[sudo-users] Using an environment variable in sudoers?
syberghost at gmail.com
Tue Oct 18 09:13:01 MDT 2016
On Tue, Oct 18, 2016 at 9:14 AM, leam hall <leamhall at gmail.com> wrote:
> On Tue, Oct 18, 2016 at 9:57 AM, Shawn McMahon <syberghost at gmail.com>
> > On Tue, Oct 18, 2016 at 8:48 AM, leam hall <leamhall at gmail.com> wrote:
> > > Working through the things I've been asked to do. Most of them seem
> > so
> > > far, but still stuck on using an environment variable in a sudoers
> > >
> > > What I'm looking for is to be able to put "$LEAM_PATH/my_command.sh" in
> > > suders. I've tried to add the following to /etc/sudoers.d/my_commands
> > > get a syntax error.
> > >
> > > Defaults env_keep += "LEAM_PATH"
> > > leam ALL = $LEAM_PATH/my_command.sh
> > >
> > A completely equivalent rule would be:
> > leam ALL = ALL
> Hey Shawn,
> Are you saying that because of the ability to reset the environment
> variable? I don't disagree, but wasn't sure if there's another option.

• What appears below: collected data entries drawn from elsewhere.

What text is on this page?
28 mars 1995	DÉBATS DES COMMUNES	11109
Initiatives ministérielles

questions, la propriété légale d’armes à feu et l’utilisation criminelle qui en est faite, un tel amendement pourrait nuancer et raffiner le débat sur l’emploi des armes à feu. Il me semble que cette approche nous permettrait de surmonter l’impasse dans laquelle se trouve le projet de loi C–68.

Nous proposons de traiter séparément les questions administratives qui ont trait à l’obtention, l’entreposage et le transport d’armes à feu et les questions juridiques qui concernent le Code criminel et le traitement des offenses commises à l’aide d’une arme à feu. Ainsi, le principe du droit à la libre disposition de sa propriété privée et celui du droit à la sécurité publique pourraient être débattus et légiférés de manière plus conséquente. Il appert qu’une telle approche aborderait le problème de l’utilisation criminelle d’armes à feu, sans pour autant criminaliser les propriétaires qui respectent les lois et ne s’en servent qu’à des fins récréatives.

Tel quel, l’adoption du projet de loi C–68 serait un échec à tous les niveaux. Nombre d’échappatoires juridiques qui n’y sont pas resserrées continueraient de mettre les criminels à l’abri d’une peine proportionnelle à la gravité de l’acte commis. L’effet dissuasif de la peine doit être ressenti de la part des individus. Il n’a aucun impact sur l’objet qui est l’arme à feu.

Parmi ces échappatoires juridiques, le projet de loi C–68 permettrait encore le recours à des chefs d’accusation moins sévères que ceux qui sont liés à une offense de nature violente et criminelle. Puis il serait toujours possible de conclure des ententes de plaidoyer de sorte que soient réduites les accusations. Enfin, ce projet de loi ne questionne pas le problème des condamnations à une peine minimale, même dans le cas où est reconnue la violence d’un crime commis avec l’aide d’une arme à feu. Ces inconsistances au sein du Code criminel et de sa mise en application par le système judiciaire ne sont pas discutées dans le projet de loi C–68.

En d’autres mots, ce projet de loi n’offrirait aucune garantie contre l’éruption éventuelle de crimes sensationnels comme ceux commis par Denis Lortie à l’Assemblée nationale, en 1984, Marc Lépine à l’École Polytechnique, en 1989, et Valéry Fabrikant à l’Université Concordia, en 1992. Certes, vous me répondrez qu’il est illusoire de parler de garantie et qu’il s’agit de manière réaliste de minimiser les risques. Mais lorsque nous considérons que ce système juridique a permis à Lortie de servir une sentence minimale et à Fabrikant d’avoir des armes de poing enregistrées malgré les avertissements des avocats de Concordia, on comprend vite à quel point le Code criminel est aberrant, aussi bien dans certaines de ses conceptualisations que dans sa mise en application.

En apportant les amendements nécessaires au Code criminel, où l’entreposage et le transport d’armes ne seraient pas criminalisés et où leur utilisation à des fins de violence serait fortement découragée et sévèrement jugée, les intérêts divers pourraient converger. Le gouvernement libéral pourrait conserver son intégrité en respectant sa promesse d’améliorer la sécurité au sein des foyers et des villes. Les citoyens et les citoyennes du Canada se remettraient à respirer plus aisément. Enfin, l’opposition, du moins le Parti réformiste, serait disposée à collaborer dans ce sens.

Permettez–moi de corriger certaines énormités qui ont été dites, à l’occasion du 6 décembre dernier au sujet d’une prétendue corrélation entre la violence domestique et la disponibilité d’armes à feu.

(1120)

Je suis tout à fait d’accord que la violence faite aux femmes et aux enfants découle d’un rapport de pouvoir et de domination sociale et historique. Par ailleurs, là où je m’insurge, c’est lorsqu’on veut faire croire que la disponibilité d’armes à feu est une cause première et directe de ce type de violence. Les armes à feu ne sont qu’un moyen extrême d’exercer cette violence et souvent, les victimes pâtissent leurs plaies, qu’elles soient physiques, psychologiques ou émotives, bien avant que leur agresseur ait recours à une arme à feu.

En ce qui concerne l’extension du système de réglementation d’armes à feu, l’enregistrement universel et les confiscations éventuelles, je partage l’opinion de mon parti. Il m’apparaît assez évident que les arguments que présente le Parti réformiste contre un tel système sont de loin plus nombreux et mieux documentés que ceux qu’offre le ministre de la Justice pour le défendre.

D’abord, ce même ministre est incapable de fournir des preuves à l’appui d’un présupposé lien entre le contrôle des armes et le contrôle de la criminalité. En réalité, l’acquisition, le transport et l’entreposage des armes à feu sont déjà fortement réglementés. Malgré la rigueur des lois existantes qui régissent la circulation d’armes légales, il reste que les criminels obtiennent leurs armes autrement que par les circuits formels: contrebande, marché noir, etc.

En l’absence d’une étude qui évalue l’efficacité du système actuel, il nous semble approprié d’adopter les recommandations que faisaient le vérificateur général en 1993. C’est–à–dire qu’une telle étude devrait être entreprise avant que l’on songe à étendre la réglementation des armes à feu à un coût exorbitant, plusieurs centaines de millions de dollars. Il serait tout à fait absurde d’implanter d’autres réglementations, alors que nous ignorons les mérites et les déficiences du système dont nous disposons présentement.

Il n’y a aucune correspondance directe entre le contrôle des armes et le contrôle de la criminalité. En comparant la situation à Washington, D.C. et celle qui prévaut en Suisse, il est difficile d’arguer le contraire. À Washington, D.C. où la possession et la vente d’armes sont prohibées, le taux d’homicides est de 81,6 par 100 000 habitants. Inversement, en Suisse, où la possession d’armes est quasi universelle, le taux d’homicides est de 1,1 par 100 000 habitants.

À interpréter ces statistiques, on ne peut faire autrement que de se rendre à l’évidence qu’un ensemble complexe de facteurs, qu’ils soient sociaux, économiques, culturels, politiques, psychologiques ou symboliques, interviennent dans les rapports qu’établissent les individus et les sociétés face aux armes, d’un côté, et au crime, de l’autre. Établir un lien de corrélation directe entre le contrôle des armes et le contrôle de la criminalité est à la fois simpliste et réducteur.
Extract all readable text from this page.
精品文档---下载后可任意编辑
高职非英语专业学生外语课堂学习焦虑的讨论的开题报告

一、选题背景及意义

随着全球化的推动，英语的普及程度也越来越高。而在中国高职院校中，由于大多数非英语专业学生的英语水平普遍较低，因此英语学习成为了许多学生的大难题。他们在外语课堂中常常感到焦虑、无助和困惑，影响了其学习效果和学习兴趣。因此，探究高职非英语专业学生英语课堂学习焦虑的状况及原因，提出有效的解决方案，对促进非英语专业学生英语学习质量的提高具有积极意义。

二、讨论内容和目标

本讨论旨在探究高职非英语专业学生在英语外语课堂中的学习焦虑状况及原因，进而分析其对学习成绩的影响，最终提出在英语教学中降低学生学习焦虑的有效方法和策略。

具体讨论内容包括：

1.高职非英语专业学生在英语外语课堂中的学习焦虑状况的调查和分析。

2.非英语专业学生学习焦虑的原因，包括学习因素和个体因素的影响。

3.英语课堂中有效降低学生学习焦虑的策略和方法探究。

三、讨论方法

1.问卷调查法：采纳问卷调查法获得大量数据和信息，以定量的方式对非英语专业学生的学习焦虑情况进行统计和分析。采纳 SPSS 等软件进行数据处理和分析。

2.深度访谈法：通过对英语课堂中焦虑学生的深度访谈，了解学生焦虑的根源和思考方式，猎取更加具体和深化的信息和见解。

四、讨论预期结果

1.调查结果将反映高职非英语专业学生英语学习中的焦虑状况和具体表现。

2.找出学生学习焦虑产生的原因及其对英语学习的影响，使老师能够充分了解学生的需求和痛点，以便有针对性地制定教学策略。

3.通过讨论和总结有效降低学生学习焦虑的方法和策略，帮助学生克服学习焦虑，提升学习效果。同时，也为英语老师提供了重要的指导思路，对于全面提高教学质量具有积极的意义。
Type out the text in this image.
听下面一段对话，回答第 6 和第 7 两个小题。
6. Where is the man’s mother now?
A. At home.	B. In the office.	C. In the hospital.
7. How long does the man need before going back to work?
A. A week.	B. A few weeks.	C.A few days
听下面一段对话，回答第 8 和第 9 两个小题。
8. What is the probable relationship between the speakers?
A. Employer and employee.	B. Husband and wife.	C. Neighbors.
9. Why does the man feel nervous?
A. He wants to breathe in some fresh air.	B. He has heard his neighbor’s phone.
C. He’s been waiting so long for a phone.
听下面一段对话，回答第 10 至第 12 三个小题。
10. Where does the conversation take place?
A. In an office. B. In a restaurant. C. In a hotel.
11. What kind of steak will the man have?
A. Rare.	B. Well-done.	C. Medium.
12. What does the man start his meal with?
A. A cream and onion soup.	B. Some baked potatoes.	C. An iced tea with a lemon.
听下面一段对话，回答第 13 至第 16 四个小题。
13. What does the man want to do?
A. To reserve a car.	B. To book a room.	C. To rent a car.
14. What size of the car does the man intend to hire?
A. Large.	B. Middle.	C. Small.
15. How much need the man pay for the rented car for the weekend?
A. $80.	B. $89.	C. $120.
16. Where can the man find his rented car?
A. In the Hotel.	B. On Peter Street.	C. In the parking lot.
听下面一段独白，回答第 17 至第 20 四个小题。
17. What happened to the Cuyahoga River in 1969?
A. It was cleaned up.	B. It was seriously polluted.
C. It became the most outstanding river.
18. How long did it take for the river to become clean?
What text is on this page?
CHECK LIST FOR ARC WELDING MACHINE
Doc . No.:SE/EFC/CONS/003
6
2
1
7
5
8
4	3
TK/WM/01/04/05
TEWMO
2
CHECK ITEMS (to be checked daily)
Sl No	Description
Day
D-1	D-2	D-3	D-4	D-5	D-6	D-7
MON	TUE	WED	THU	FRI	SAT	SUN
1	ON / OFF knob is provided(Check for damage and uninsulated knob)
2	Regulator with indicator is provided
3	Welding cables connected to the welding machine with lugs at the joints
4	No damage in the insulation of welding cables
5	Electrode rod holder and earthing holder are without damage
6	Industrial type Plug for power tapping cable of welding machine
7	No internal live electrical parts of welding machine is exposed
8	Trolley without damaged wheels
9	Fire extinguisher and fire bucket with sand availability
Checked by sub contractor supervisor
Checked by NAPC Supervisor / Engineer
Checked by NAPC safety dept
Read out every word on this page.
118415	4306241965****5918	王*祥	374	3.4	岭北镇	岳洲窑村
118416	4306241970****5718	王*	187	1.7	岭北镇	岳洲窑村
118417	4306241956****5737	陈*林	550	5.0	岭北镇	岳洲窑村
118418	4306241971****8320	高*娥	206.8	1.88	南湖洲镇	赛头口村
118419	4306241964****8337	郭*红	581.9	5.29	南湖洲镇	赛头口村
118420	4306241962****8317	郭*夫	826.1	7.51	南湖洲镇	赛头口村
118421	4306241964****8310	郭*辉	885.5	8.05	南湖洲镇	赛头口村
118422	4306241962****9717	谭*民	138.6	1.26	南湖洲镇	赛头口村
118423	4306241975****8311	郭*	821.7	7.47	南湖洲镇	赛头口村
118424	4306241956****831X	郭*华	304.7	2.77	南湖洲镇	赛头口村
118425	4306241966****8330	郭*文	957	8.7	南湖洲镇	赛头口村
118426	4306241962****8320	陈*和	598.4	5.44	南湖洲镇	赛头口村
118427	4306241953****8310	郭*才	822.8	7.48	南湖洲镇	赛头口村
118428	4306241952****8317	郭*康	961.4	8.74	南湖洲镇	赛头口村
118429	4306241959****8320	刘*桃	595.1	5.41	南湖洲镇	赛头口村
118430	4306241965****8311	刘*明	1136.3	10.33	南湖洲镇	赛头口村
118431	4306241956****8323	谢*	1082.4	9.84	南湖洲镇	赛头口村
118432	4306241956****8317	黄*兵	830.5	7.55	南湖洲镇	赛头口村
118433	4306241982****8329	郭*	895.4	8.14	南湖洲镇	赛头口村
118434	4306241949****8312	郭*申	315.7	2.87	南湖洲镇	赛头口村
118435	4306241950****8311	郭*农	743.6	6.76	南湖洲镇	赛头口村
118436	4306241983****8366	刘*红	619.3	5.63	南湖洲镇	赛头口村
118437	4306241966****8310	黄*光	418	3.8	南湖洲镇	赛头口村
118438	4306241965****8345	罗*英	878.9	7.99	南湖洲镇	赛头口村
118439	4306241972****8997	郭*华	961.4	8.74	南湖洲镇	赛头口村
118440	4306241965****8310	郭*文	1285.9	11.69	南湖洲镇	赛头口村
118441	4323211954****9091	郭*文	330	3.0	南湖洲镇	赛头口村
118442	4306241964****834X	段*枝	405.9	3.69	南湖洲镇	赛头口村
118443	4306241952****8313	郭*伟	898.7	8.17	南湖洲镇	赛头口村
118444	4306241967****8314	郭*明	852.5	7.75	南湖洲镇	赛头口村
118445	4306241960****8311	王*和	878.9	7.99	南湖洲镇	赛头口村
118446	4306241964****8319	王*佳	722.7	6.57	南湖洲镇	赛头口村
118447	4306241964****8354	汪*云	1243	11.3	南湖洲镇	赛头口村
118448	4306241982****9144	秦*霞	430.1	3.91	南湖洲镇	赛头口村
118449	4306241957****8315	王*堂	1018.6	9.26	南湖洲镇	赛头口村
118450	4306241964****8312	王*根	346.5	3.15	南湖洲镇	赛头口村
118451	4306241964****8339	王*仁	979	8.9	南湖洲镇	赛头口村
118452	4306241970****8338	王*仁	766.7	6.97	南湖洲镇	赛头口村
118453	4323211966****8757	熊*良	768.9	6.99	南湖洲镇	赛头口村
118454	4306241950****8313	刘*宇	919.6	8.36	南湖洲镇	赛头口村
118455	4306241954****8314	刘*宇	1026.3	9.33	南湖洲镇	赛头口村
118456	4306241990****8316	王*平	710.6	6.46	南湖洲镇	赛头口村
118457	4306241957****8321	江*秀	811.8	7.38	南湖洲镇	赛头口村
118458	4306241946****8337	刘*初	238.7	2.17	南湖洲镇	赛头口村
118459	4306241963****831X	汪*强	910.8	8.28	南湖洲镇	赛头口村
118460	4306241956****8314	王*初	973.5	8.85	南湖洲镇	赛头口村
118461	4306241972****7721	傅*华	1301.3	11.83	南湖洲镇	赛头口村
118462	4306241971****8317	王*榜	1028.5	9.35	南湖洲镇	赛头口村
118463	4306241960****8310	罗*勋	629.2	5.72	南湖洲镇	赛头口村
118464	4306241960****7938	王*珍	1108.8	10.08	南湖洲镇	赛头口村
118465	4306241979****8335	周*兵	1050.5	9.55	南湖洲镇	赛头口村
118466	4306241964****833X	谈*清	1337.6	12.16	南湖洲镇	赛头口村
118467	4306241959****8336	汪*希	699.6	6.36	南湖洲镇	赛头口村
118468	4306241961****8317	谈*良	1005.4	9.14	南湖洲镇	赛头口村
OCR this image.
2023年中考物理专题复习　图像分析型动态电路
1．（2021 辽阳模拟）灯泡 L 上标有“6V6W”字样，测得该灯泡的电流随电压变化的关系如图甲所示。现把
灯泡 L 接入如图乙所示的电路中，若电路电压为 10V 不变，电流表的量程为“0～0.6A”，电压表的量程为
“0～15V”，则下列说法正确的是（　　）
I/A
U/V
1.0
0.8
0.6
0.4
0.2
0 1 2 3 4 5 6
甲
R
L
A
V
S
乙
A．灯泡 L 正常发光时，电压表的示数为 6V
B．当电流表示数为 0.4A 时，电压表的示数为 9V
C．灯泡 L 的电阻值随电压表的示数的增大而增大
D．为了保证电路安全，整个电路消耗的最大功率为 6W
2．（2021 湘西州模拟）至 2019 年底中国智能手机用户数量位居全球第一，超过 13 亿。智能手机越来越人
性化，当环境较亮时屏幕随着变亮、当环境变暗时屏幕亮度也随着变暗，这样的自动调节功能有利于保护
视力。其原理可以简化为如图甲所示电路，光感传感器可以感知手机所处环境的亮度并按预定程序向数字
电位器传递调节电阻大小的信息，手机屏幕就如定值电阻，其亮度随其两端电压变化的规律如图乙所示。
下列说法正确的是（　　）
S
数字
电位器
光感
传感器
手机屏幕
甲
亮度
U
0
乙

Yes. There's nothing stopping a user faced with that rule (if it worked)
from doing the following:
echo "/bin/bash" >>/tmp/foo/my_command.sh
chmod +x /tmp/foo/my_command.sh
or even easier:
ln -s /bin/bash /tmp/my_command.sh
They could put anything in there, and remove (or change) it afterwards, and
do it over and over again. All you'd have in your logs is the invocation of
the script, not what's in it.
If you give a user the ability to use sudo to run something he can edit,
you have given him ALL.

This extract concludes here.